You can actually make out each of those atoms and their bonds, and it’s thanks to this: An atomic force microscope.

Details here

hat tip: Ben

Comments

  1. #1 JohnV
    August 28, 2009

    that’s pretty amazing.

  2. #2 Ethan Siegel
    August 28, 2009

    Nice find, Greg! I’m going to write this up (with the physics) too!

  3. #3 MadScientist
    August 28, 2009

    I’ll have to look at those details – even at incredibly low temperatures there is still a lot of molecular movement (especially over 20 hours) and there is also the matter of the certainty in the positioning of that needle on the AFM, the roughness of the surface that the molecule is on etc.

  4. #4 NewEnglandBob
    August 28, 2009

    Yes, thanks Greg; and Ethan, please do!

  5. #5 Charles
    August 28, 2009

    That looks suspiciously like a B&W photo of a starting light for a dragster car race.

    Well, maybe for very tiny dragsters.

  6. #6 llewelly
    August 28, 2009

    Nonsense.
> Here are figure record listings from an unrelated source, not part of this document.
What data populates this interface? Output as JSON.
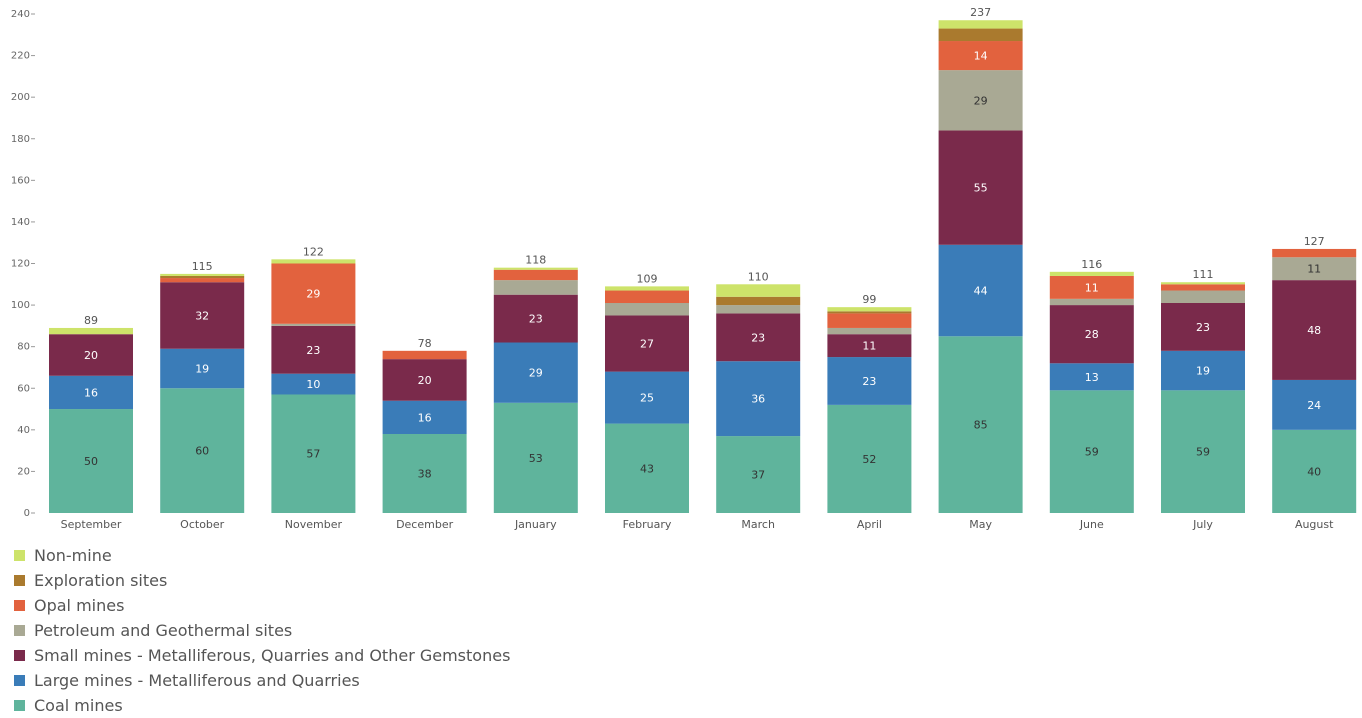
{
  "chart_data": {
    "type": "bar",
    "stacked": true,
    "categories": [
      "September",
      "October",
      "November",
      "December",
      "January",
      "February",
      "March",
      "April",
      "May",
      "June",
      "July",
      "August"
    ],
    "ylim": [
      0,
      240
    ],
    "yticks": [
      0,
      20,
      40,
      60,
      80,
      100,
      120,
      140,
      160,
      180,
      200,
      220,
      240
    ],
    "totals": [
      89,
      115,
      122,
      78,
      118,
      109,
      110,
      99,
      237,
      116,
      111,
      127
    ],
    "legend_position": "bottom-left",
    "series": [
      {
        "name": "Coal mines",
        "color": "#5fb49c",
        "label_color": "#333333",
        "values": [
          50,
          60,
          57,
          38,
          53,
          43,
          37,
          52,
          85,
          59,
          59,
          40
        ],
        "labels": [
          "50",
          "60",
          "57",
          "38",
          "53",
          "43",
          "37",
          "52",
          "85",
          "59",
          "59",
          "40"
        ]
      },
      {
        "name": "Large mines - Metalliferous and Quarries",
        "color": "#3a7cb8",
        "label_color": "#ffffff",
        "values": [
          16,
          19,
          10,
          16,
          29,
          25,
          36,
          23,
          44,
          13,
          19,
          24
        ],
        "labels": [
          "16",
          "19",
          "10",
          "16",
          "29",
          "25",
          "36",
          "23",
          "44",
          "13",
          "19",
          "24"
        ]
      },
      {
        "name": "Small mines - Metalliferous, Quarries and Other Gemstones",
        "color": "#7a2a4b",
        "label_color": "#ffffff",
        "values": [
          20,
          32,
          23,
          20,
          23,
          27,
          23,
          11,
          55,
          28,
          23,
          48
        ],
        "labels": [
          "20",
          "32",
          "23",
          "20",
          "23",
          "27",
          "23",
          "11",
          "55",
          "28",
          "23",
          "48"
        ]
      },
      {
        "name": "Petroleum and Geothermal sites",
        "color": "#a9a994",
        "label_color": "#333333",
        "values": [
          0,
          0,
          1,
          0,
          7,
          6,
          4,
          3,
          29,
          3,
          6,
          11
        ],
        "labels": [
          "",
          "",
          "",
          "",
          "",
          "",
          "",
          "",
          "29",
          "",
          "",
          "11"
        ]
      },
      {
        "name": "Opal mines",
        "color": "#e2623e",
        "label_color": "#ffffff",
        "values": [
          0,
          2,
          29,
          4,
          5,
          6,
          0,
          7,
          14,
          11,
          3,
          4
        ],
        "labels": [
          "",
          "",
          "29",
          "",
          "",
          "",
          "",
          "",
          "14",
          "11",
          "",
          ""
        ]
      },
      {
        "name": "Exploration sites",
        "color": "#aa7a2e",
        "label_color": "#ffffff",
        "values": [
          0,
          1,
          0,
          0,
          0,
          0,
          4,
          1,
          6,
          0,
          0,
          0
        ],
        "labels": [
          "",
          "",
          "",
          "",
          "",
          "",
          "",
          "",
          "",
          "",
          "",
          ""
        ]
      },
      {
        "name": "Non-mine",
        "color": "#cde36a",
        "label_color": "#333333",
        "values": [
          3,
          1,
          2,
          0,
          1,
          2,
          6,
          2,
          4,
          2,
          1,
          0
        ],
        "labels": [
          "",
          "",
          "",
          "",
          "",
          "",
          "",
          "",
          "",
          "",
          "",
          ""
        ]
      }
    ]
  }
}
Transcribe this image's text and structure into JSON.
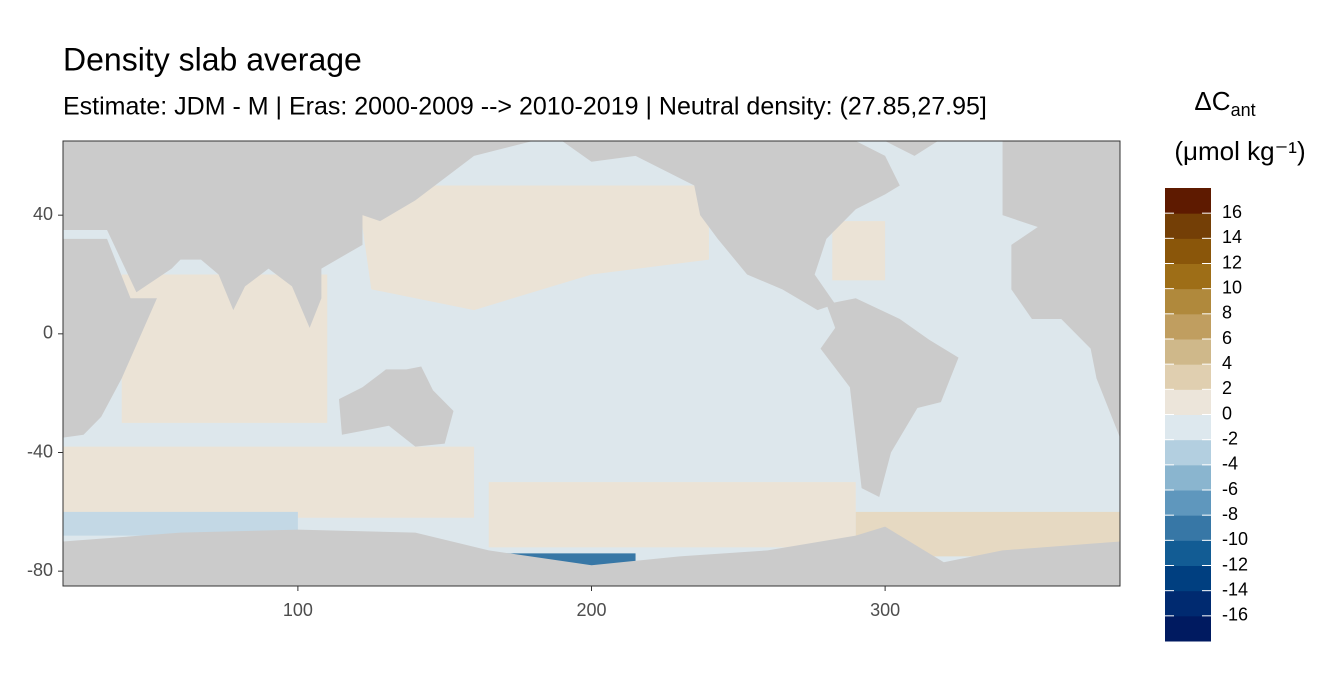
{
  "chart_data": {
    "type": "map",
    "title": "Density slab average",
    "subtitle": "Estimate: JDM - M | Eras: 2000-2009 --> 2010-2019 | Neutral density: (27.85,27.95]",
    "xlim": [
      20,
      380
    ],
    "xticks": [
      100,
      200,
      300
    ],
    "ylim": [
      -85,
      65
    ],
    "yticks": [
      40,
      0,
      -40,
      -80
    ],
    "legend": {
      "title": "ΔC",
      "title_sub": "ant",
      "unit": "(μmol kg⁻¹)",
      "lim": [
        -18,
        18
      ],
      "ticks": [
        16,
        14,
        12,
        10,
        8,
        6,
        4,
        2,
        0,
        -2,
        -4,
        -6,
        -8,
        -10,
        -12,
        -14,
        -16
      ],
      "colors": [
        "#001a60",
        "#002a70",
        "#003f80",
        "#125c94",
        "#3777a6",
        "#5f97bd",
        "#8ab5cf",
        "#b3cfe0",
        "#dde8ee",
        "#ece5da",
        "#e0cfb0",
        "#cfb88a",
        "#c09e60",
        "#b0893c",
        "#9e6e17",
        "#8a560a",
        "#743f06",
        "#5e1a00"
      ]
    }
  }
}
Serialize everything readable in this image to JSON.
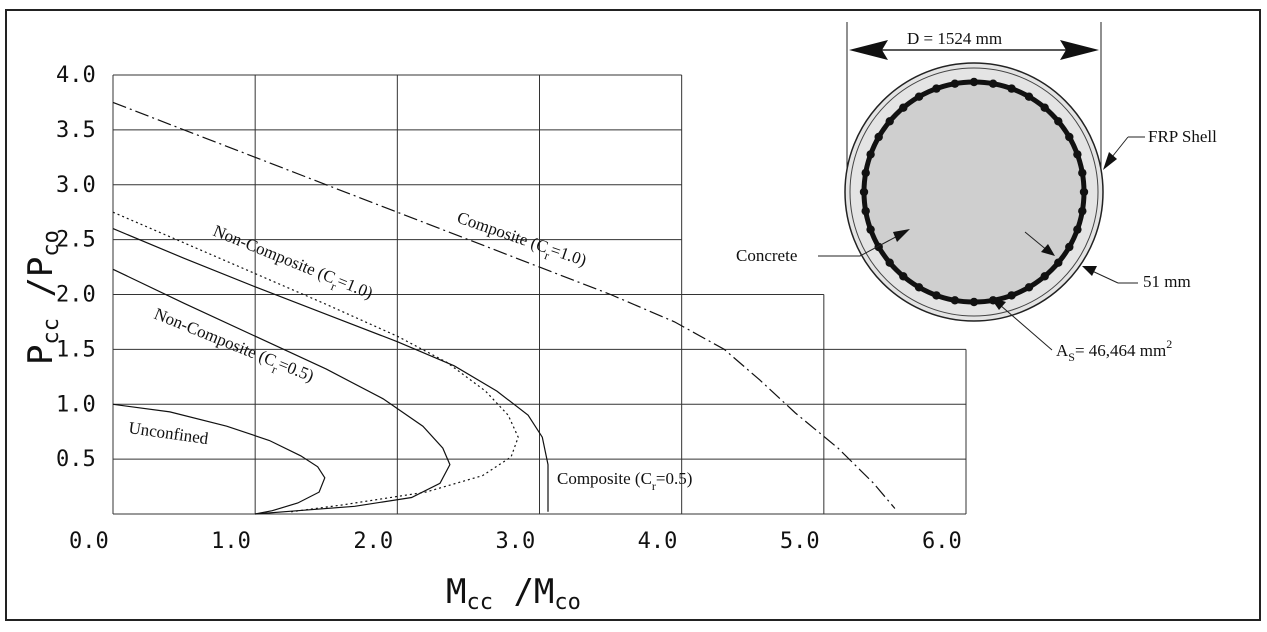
{
  "chart_data": {
    "type": "line",
    "xlabel": {
      "main": "M",
      "sub1": "cc",
      "mid": " /M",
      "sub2": "co"
    },
    "ylabel": {
      "main": "P",
      "sub1": "cc",
      "mid": " /P",
      "sub2": "co"
    },
    "xlim": [
      0,
      6
    ],
    "ylim": [
      0,
      4
    ],
    "x_ticks": [
      "0.0",
      "1.0",
      "2.0",
      "3.0",
      "4.0",
      "5.0",
      "6.0"
    ],
    "y_ticks": [
      "0.5",
      "1.0",
      "1.5",
      "2.0",
      "2.5",
      "3.0",
      "3.5",
      "4.0"
    ],
    "grid": true,
    "series": [
      {
        "name": "Unconfined",
        "style": "solid",
        "points": [
          [
            0,
            1.0
          ],
          [
            0.4,
            0.93
          ],
          [
            0.8,
            0.8
          ],
          [
            1.1,
            0.67
          ],
          [
            1.32,
            0.53
          ],
          [
            1.44,
            0.43
          ],
          [
            1.49,
            0.33
          ],
          [
            1.45,
            0.2
          ],
          [
            1.3,
            0.1
          ],
          [
            1.12,
            0.03
          ],
          [
            1.0,
            0.0
          ]
        ]
      },
      {
        "name": "Non-Composite (C r=0.5)",
        "style": "solid",
        "points": [
          [
            0,
            2.23
          ],
          [
            0.5,
            1.92
          ],
          [
            1.0,
            1.62
          ],
          [
            1.5,
            1.32
          ],
          [
            1.9,
            1.05
          ],
          [
            2.18,
            0.8
          ],
          [
            2.32,
            0.6
          ],
          [
            2.37,
            0.45
          ],
          [
            2.3,
            0.28
          ],
          [
            2.1,
            0.15
          ],
          [
            1.7,
            0.07
          ],
          [
            1.3,
            0.03
          ],
          [
            1.0,
            0.0
          ]
        ]
      },
      {
        "name": "Non-Composite (C r=1.0)",
        "style": "dotted",
        "points": [
          [
            0,
            2.75
          ],
          [
            0.5,
            2.47
          ],
          [
            1.0,
            2.19
          ],
          [
            1.5,
            1.91
          ],
          [
            2.0,
            1.62
          ],
          [
            2.35,
            1.38
          ],
          [
            2.62,
            1.12
          ],
          [
            2.78,
            0.9
          ],
          [
            2.85,
            0.7
          ],
          [
            2.8,
            0.52
          ],
          [
            2.6,
            0.35
          ],
          [
            2.2,
            0.2
          ],
          [
            1.6,
            0.08
          ],
          [
            1.25,
            0.02
          ]
        ]
      },
      {
        "name": "Composite (C r=0.5)",
        "style": "solid",
        "points": [
          [
            0,
            2.6
          ],
          [
            0.5,
            2.33
          ],
          [
            1.0,
            2.07
          ],
          [
            1.5,
            1.82
          ],
          [
            2.0,
            1.57
          ],
          [
            2.4,
            1.35
          ],
          [
            2.7,
            1.12
          ],
          [
            2.92,
            0.9
          ],
          [
            3.02,
            0.7
          ],
          [
            3.06,
            0.45
          ],
          [
            3.06,
            0.2
          ],
          [
            3.06,
            0.02
          ]
        ]
      },
      {
        "name": "Composite (C r=1.0)",
        "style": "dashdot",
        "points": [
          [
            0,
            3.75
          ],
          [
            0.5,
            3.5
          ],
          [
            1.0,
            3.25
          ],
          [
            1.5,
            3.0
          ],
          [
            2.0,
            2.75
          ],
          [
            2.5,
            2.5
          ],
          [
            3.0,
            2.25
          ],
          [
            3.5,
            2.0
          ],
          [
            3.95,
            1.75
          ],
          [
            4.3,
            1.5
          ],
          [
            4.55,
            1.22
          ],
          [
            4.8,
            0.92
          ],
          [
            5.1,
            0.6
          ],
          [
            5.35,
            0.28
          ],
          [
            5.5,
            0.05
          ]
        ]
      }
    ],
    "annotations": [
      {
        "text": "Unconfined",
        "x": 0.1,
        "y": 0.62,
        "angle": 8
      },
      {
        "text": "Non-Composite (C r=0.5)",
        "x": 0.3,
        "y": 1.82,
        "angle": 22
      },
      {
        "text": "Non-Composite (C r=1.0)",
        "x": 0.65,
        "y": 2.62,
        "angle": 22
      },
      {
        "text": "Composite (C r=0.5)",
        "x": 3.1,
        "y": 0.3,
        "angle": 0
      },
      {
        "text": "Composite (C r=1.0)",
        "x": 2.35,
        "y": 2.75,
        "angle": 18
      }
    ]
  },
  "labels": {
    "unconfined": "Unconfined",
    "nc05": {
      "pre": "Non-Composite (C",
      "sub": "r",
      "post": "=0.5)"
    },
    "nc10": {
      "pre": "Non-Composite (C",
      "sub": "r",
      "post": "=1.0)"
    },
    "c05": {
      "pre": "Composite (C",
      "sub": "r",
      "post": "=0.5)"
    },
    "c10": {
      "pre": "Composite (C",
      "sub": "r",
      "post": "=1.0)"
    }
  },
  "section": {
    "diameter": "D = 1524 mm",
    "frp": "FRP Shell",
    "concrete": "Concrete",
    "thickness": "51 mm",
    "steel_pre": "A",
    "steel_sub": "S",
    "steel_post": "= 46,464 mm",
    "steel_sup": "2"
  },
  "colors": {
    "line": "#111111",
    "section_fill": "#cfcfcf",
    "frame": "#222222"
  }
}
That’s obviously a picture of a Mutant Cyborg Caterpillar. A New and Terrible SECRET GOVERNMENT WEAPON.

  7. #7 megan
    August 28, 2009

    FAIL! Too late Science Blogger, I saw this in my news scanning earlier today and emailed it out to friends the minute it showed in my BBC RSS feed. Nice to see I’m not the only one fascinated.

  8. #8 Charles
    August 29, 2009

    What’s the rush?

  9. #9 Eirikur
    August 29, 2009

    That’s amazing and quite inspiring. I can’t blame him for staring at it.

  10. #10 CRWalters
    August 29, 2009

    This gives us a directview of molecular bond sequencing all we need do is supply the projected dipodal fields to realize the third dimensional image

  11. #11 Phil
    August 29, 2009

    That is so cool!

  12. #12 Monado
    August 29, 2009

    Very neat! How did they hold it still?